Os dados são referentes à atualização de 28 de setembro do Sivep-Gripe, o sistema do Ministério da Saúde onde hospitais e vigilâncias municipais alertam o governo federal sobre a internação de paciências com Síndrome Respiratória Aguda Grave (SRAG).
Apesar de o estado já ter mais de 100 mil pacientes confirmados de Covid-19 no sistema, apenas em 75.034 dos casos de pacientes que se recuperaram já existem atualizações sobre a data da internação e a data da alta.
A trajetória hospitalar de “Lazinho”, como é carinhosamente chamado pela esposa Nalva, foi acompanhada por centenas de amigos e familiares pelos boletins que Nalva enviava em aplicativos de mensagens, e coincidiu com a história da epidemia no estado, que já tem quase 1 milhão de casos e quase 36 mil mortes confirmadas.
Lázaro Souza Silva deixou o hospital com aplausos e bexigas, após 137 internado com complicações da Covid-19.
Acervo Pessoal
Internado direto na UTI
Segundo a esposa, a família toda teve resultado positivo para o teste da Covid-19, mas só o marido precisou de atendimento hospitalar.

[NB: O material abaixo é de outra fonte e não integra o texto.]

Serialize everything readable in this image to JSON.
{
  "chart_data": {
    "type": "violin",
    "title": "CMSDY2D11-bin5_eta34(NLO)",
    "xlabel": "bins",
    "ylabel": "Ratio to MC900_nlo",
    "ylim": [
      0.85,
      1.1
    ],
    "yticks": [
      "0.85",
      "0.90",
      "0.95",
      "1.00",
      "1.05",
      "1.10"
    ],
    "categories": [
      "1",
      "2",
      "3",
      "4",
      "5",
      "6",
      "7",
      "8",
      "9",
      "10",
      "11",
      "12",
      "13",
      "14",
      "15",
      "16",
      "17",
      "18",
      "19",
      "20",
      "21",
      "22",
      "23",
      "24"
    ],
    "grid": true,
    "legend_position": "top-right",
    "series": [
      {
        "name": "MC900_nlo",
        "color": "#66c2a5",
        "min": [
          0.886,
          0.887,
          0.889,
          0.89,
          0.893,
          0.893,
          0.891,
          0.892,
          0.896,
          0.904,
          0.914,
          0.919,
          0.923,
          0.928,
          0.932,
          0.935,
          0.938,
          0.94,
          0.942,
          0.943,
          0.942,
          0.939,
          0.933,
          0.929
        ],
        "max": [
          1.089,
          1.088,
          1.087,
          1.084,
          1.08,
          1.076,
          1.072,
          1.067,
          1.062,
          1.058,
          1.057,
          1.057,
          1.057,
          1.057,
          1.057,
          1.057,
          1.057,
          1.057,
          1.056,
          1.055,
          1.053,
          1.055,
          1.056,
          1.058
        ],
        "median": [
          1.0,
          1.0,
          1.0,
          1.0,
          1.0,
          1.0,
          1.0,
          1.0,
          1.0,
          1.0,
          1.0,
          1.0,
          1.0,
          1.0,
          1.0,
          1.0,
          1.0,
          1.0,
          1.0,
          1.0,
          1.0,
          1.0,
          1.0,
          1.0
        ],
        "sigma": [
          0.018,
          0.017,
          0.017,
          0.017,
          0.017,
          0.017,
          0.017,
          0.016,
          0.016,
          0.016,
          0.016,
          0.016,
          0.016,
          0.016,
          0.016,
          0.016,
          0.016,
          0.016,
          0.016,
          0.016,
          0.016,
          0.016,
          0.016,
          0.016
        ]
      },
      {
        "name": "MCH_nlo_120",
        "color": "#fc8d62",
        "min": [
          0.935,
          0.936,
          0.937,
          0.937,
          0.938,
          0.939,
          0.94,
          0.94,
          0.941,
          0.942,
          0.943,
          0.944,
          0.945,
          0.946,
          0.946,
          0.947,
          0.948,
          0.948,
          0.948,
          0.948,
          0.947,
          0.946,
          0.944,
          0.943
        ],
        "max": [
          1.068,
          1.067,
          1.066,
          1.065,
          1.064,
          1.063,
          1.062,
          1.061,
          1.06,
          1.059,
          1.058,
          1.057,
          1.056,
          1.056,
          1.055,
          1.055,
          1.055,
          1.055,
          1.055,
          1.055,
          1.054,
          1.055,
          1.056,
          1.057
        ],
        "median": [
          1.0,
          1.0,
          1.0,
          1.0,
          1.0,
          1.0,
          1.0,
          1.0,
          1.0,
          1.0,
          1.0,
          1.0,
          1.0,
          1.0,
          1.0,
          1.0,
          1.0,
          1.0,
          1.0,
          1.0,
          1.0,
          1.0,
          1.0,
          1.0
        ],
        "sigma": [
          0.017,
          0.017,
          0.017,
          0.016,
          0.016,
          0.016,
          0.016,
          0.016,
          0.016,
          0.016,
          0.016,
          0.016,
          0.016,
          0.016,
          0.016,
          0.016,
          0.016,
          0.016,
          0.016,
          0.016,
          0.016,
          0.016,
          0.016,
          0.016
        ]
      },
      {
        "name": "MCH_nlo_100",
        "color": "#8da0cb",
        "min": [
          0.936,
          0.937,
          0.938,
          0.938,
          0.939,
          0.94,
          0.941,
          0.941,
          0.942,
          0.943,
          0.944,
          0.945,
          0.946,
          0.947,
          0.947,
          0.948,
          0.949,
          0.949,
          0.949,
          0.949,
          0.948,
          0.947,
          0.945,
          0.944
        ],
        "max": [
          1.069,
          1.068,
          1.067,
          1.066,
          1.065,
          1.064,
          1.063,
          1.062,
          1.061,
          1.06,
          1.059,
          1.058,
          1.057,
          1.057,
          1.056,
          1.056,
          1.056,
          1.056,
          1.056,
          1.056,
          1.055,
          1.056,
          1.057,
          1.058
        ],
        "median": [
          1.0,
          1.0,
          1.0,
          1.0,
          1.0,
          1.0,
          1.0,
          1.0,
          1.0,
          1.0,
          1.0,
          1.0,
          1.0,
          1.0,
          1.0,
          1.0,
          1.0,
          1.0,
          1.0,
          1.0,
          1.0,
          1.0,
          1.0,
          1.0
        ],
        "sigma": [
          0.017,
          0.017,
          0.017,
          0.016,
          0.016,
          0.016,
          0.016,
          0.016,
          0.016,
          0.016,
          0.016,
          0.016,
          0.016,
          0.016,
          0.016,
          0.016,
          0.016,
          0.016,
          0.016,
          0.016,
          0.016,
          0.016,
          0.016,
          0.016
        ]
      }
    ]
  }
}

“Durante três dias eu tive cansaço, tive sono muito pesado e falha na respiração e aí eu fui até o médico. Chegando no hospital, fizeram uma triagem e me mandaram direto pra UTI”, relembrou ele em uma entrevista ao SP2 no quarto do Hospital Alemão Oswaldo Cruz, na Bela Vista, Centro de São Paulo.
O maior medo dele, naquele momento, “era que fosse Covid”. Mas os exames de imagens mostraram que seu pulmão estava comprometido com uma imagem de “vidro fosco”, que, segundo os especialistas, é um forte indicativo de infecção pelo vírus Sars-Cov-2, que provoca a Covid-19.

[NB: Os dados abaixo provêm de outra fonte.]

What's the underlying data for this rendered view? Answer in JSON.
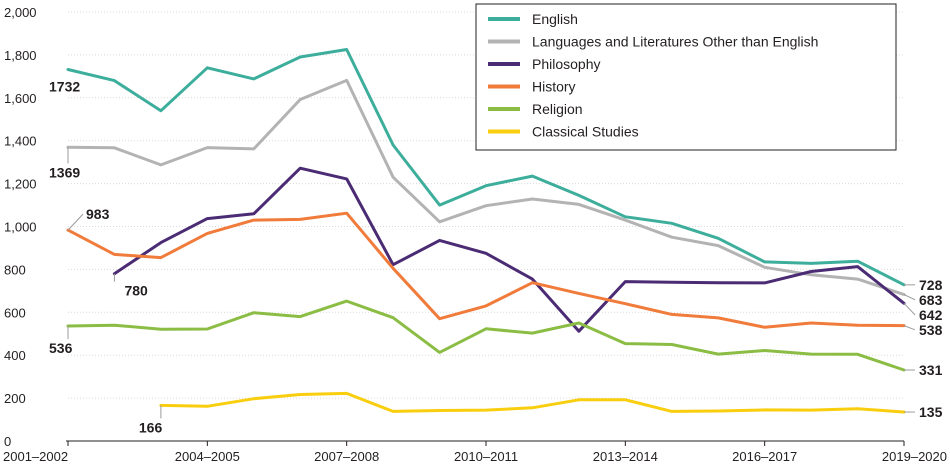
{
  "chart_data": {
    "type": "line",
    "x": [
      "2001–2002",
      "2002–2003",
      "2003–2004",
      "2004–2005",
      "2005–2006",
      "2006–2007",
      "2007–2008",
      "2008–2009",
      "2009–2010",
      "2010–2011",
      "2011–2012",
      "2012–2013",
      "2013–2014",
      "2014–2015",
      "2015–2016",
      "2016–2017",
      "2017–2018",
      "2018–2019",
      "2019–2020"
    ],
    "x_tick_labels": [
      "2001–2002",
      "2004–2005",
      "2007–2008",
      "2010–2011",
      "2013–2014",
      "2016–2017",
      "2019–2020"
    ],
    "ylim": [
      0,
      2000
    ],
    "y_ticks": [
      "0",
      "200",
      "400",
      "600",
      "800",
      "1,000",
      "1,200",
      "1,400",
      "1,600",
      "1,800",
      "2,000"
    ],
    "grid": true,
    "legend_position": "top-right",
    "series": [
      {
        "name": "English",
        "color": "#3dae9c",
        "values": [
          1732,
          1680,
          1540,
          1740,
          1688,
          1790,
          1825,
          1380,
          1100,
          1190,
          1235,
          1145,
          1045,
          1015,
          945,
          835,
          828,
          838,
          728
        ],
        "start_label": "1732",
        "end_label": "728"
      },
      {
        "name": "Languages and Literatures Other than English",
        "color": "#b3b3b3",
        "values": [
          1369,
          1367,
          1287,
          1368,
          1362,
          1592,
          1681,
          1230,
          1022,
          1097,
          1128,
          1103,
          1030,
          950,
          911,
          810,
          775,
          755,
          683
        ],
        "start_label": "1369",
        "end_label": "683"
      },
      {
        "name": "Philosophy",
        "color": "#4b2c74",
        "values": [
          null,
          780,
          925,
          1037,
          1059,
          1272,
          1222,
          822,
          935,
          875,
          755,
          512,
          743,
          740,
          738,
          737,
          790,
          813,
          642
        ],
        "start_label": "780",
        "end_label": "642"
      },
      {
        "name": "History",
        "color": "#f07b3a",
        "values": [
          983,
          870,
          855,
          968,
          1030,
          1033,
          1062,
          805,
          570,
          630,
          738,
          688,
          640,
          590,
          574,
          530,
          550,
          540,
          538
        ],
        "start_label": "983",
        "end_label": "538"
      },
      {
        "name": "Religion",
        "color": "#8bbd45",
        "values": [
          536,
          540,
          521,
          522,
          598,
          580,
          652,
          575,
          413,
          523,
          503,
          550,
          454,
          450,
          405,
          422,
          405,
          404,
          331
        ],
        "start_label": "536",
        "end_label": "331"
      },
      {
        "name": "Classical Studies",
        "color": "#f9ce0f",
        "values": [
          null,
          null,
          166,
          162,
          197,
          217,
          222,
          138,
          142,
          144,
          155,
          192,
          192,
          138,
          140,
          145,
          144,
          150,
          135
        ],
        "start_label": "166",
        "end_label": "135"
      }
    ]
  }
}
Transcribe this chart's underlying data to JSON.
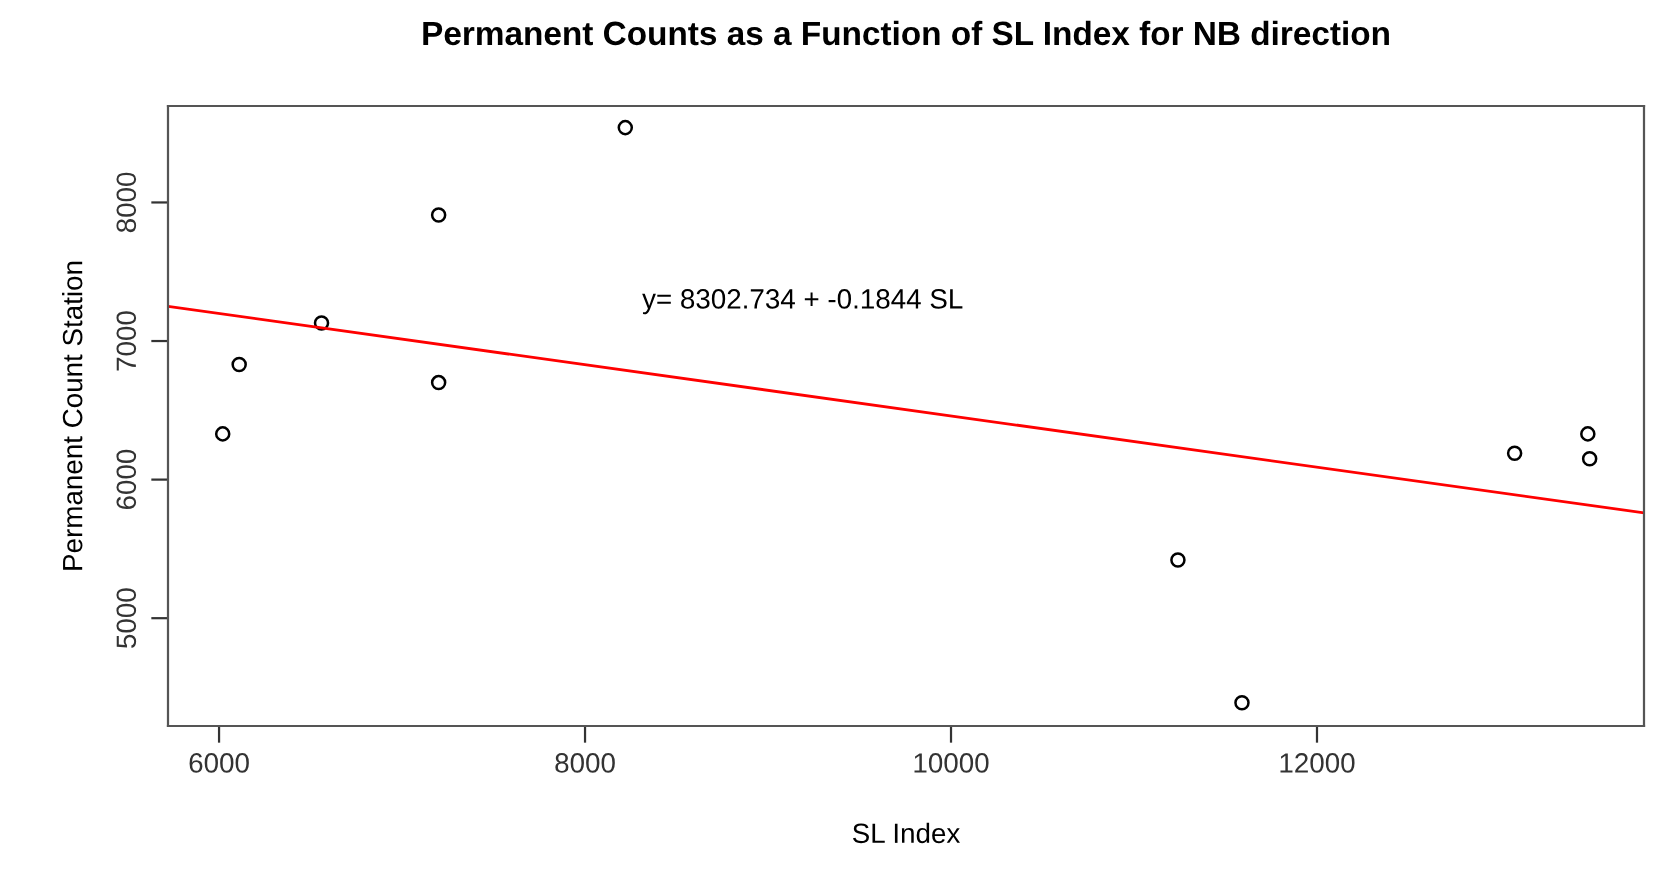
{
  "chart_data": {
    "type": "scatter",
    "title": "Permanent Counts as a Function of SL Index for NB direction",
    "xlabel": "SL Index",
    "ylabel": "Permanent Count Station",
    "annotations": [
      "y= 8302.734 + -0.1844 SL"
    ],
    "series": [
      {
        "color": "#000000",
        "marker": "circle",
        "x": [
          6020,
          6110,
          6560,
          7200,
          7200,
          8220,
          11240,
          11590,
          13080,
          13480,
          13490
        ],
        "values": [
          6330,
          6830,
          7130,
          7910,
          6700,
          8540,
          5420,
          4390,
          6190,
          6330,
          6150
        ]
      },
      {
        "type": "line",
        "color": "#ff0000",
        "marker": "none",
        "x": [
          5721,
          13787
        ],
        "values": [
          7250,
          5760
        ]
      }
    ],
    "xlim": [
      5721,
      13787
    ],
    "ylim": [
      4222,
      8696
    ],
    "xticks": [
      6000,
      8000,
      10000,
      12000
    ],
    "yticks": [
      5000,
      6000,
      7000,
      8000
    ],
    "grid": false,
    "legend": false
  }
}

A internação em 17 de maio coincidiu com o dia em que a Região Metropolitana de São Paulo atingiu a maior taxa de ocupação de UTIs desde o início da pandemia: 92,2% dos leitos destinados ao tratamento da doença estavam ocupados naquele dia.
Enquanto Lázaro precisou ficar entubado e sedado, seus filhos, Giovanna e Fernando, enviaram mensagens por escrito que eram lidas por um enfermeiro.
Acervo pessoal
Os 26 dias ‘dormindo’
Nos primeiros dias, Lázaro conseguiu conversar com a família pelo celular, mas em 21 de maio a situação dele piorou e precisou ser entubado, contando com a ajuda de um ventilador artificial para continuar respirando.

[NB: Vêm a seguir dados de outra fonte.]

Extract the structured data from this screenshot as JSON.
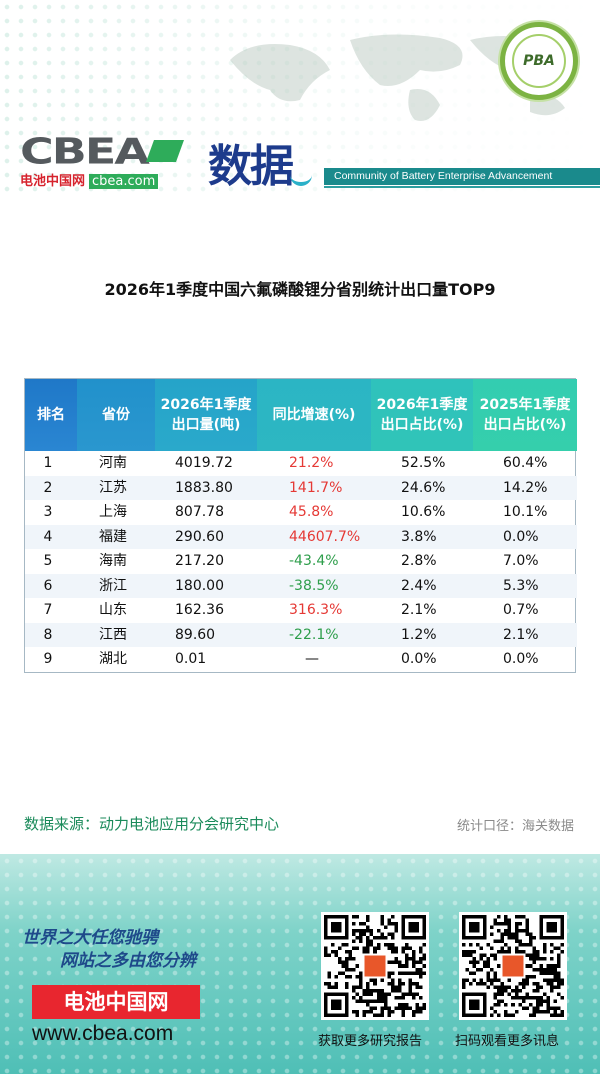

Esse foi o período mais crítico, relembra Nalva, e durou longos 26 dias. Os problemas pulmonares exigiram que ele fosse tratado com um equipamento chamado ECMO, que funciona como um “pulmão artificial” e é uma das últimas esperanças de tratamento para quem tem falência pulmonar.
Enquanto Lázaro estava em coma induzido, um enfermeiro leu as cartas em papel enviadas pela esposa e os filhos. Em 12 de junho, Dia dos Namorados, Nalva enviou uma mensagem relembrando o marido inconsciente do dia do casamento dos dois, e da viagem de lua-de-mel.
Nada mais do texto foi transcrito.